電波狩り(デンパガリ)


電波狩り(デンパガリ)

 レッドパージ。日本には赤狩りという過去がある。それは共産主義者の公職追放運動のことである。言論、思想で、公務員を選ぶのは、思想信条の自由の侵害だ。だから、現在では非難される。しかし、電波犯罪者狩り。それは、公職についた者から電波犯罪者をみつけ出し、追放することだ。それは犯罪者をみつけだすという法の違反者を見つけ出す法治国家としてはごく当然の行為であり、認められるものである。では、電波犯罪者だからといって、職場を解雇できるかといえば、別問題である。厳密には、労働法では、私生活での犯罪を理由には解雇できないが、社会慣習から許される。もし、職場に電波機器を持ち込んでの犯罪ならば、職務規定違反であり、それは正当化しうるものだが。そして、民間企業なら、犯罪者は業務に差し支え、解雇も黙認されるものだ。電波犯罪者狩りは、思想信条で人を差別するものではなく、犯罪を犯したゆえに、処罰することであり、正当なものだ。犯罪者をみつけだす仕事自体は、合法であり、何の問題もない。警察はそれを職務にする。警察は必ず、犯人を罰する。もし犯罪者を何も罰しないとしたらそれこそ、何のために法律があり、警察があるのだろうか。逆に、電波犯罪をしていることを警察に告発せず、黙認することこそが、市民の違法者の通報義務に逸脱する。電波犯罪者狩りは、行きすぎのように思えたが、合法だった。そして、公務員の中でも、国会議員など、人を代表して、倫理観がもっとも厳しく問われる職業からそれは始まった。電波犯罪者狩りは、政界の洗浄のはじまりだった。

国会会期中、△△委員会

 共産主義者「これが、××議員。私どもが入手したこの電波記録は、あなたの家から出ていたものです。」

 

 ××議員「それを見ないことには、なんとも言いかねる。」

 仕掛けたのは、共産主義者だった。やられる前に、やれ。

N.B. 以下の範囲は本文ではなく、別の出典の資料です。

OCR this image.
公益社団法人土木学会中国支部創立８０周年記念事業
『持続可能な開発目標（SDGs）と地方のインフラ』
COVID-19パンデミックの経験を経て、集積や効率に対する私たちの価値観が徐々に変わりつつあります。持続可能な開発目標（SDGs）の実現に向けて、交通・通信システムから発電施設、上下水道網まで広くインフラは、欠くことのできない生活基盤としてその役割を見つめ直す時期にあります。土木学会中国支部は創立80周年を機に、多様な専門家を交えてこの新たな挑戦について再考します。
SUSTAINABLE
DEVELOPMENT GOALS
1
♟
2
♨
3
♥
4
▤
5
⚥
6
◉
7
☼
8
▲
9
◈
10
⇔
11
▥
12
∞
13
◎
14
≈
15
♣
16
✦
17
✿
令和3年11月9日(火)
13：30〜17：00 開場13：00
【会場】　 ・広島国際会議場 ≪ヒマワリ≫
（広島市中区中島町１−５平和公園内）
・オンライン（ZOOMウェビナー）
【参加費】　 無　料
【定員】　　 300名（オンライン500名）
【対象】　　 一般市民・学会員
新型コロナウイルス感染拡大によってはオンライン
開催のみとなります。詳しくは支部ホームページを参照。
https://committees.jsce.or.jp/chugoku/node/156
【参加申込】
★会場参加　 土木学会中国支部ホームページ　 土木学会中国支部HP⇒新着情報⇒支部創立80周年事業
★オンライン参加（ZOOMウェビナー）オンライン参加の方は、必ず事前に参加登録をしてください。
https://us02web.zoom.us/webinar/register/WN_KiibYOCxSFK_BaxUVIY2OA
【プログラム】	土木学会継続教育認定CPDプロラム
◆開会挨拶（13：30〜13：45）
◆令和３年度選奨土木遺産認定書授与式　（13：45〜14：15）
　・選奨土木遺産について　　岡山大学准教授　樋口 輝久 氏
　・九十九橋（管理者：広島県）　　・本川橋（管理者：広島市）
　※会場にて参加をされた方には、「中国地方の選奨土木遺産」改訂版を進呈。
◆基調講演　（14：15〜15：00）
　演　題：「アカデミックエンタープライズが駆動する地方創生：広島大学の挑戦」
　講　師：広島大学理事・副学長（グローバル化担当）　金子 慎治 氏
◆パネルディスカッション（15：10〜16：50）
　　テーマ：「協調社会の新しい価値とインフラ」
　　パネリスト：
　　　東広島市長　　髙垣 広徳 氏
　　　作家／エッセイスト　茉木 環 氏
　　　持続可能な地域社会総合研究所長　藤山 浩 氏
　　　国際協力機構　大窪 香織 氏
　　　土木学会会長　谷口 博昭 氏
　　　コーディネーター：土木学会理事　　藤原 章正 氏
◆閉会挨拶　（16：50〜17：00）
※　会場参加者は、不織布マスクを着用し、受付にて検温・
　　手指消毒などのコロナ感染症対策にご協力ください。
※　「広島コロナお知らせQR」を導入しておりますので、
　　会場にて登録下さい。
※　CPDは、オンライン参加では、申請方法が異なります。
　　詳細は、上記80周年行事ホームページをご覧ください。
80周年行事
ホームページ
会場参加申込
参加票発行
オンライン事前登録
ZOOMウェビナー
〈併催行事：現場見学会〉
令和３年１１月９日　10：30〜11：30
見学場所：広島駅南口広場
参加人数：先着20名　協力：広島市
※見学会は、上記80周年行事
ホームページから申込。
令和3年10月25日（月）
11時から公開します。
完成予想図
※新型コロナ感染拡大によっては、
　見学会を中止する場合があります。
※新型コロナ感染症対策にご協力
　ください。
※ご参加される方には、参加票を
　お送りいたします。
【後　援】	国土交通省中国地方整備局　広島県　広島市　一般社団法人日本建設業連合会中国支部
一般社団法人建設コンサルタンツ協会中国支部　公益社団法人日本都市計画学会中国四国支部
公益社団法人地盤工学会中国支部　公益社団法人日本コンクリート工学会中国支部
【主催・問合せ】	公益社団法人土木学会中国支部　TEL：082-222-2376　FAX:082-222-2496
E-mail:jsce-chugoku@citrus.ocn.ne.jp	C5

国会での追及が始まった。

 翌日、その××議員の電波記録は、マスコミを席巻した。警察が動いた。××議員の自宅は、捜索令状が入り、電波機器すら、出てきた。××議員は、その翌日、辞表を提出した。

 電波犯罪者の公職追い落としの第一号は、意外にも、非共産主義者議員だった。共産主義者はこの手口で、次から次へと、議員の犯罪を暴いていった。そのために、電波犯罪者狩り国会と呼ばれた。これほど、前代未聞の事件はなかった。連日、ワイドショーが取り上げた。議員の倫理観の低さに、多くの国民は嘆いた。

 さすがに自民、民主なども黙ってはいなかった。反撃に出る。警察に圧力をかけて、組織犯罪の首謀者で、共産主義者関係者を重点的に、捜査させる。とうとう共産主義者の尻尾が捕まった。ワイドショーは、犯罪組織がついに捕まると、報じる。

 ワイドショーを見た国民は、自分たちの町も電波犯罪者から守らなくてはならないと、自警団を結成して、電波犯罪を見張るようになった。日本全国で、電波犯罪撲滅運動が広がり、町のクリーン化が始まる。 その名を『電波狩り』と呼んだ。

自警団の若者あ「おい、あそこは共産主義者党員らしいぜ。電波犯罪をやっているかもよ。あそこを監視しようぜ。」

 仲間「それはいいよ。」

 自警団の若者「おっ、みろよ。盗聴電波が出てるよ。やったよ。」

 仲間「これで5人目だよ。」

 すぐに警察にその記録を持ち込むと、警察は捜索令状をとって、共産主義者党員を逮捕した。

 そんなゲームが若者に流行した。通称、電波狩り(デンパガリ)。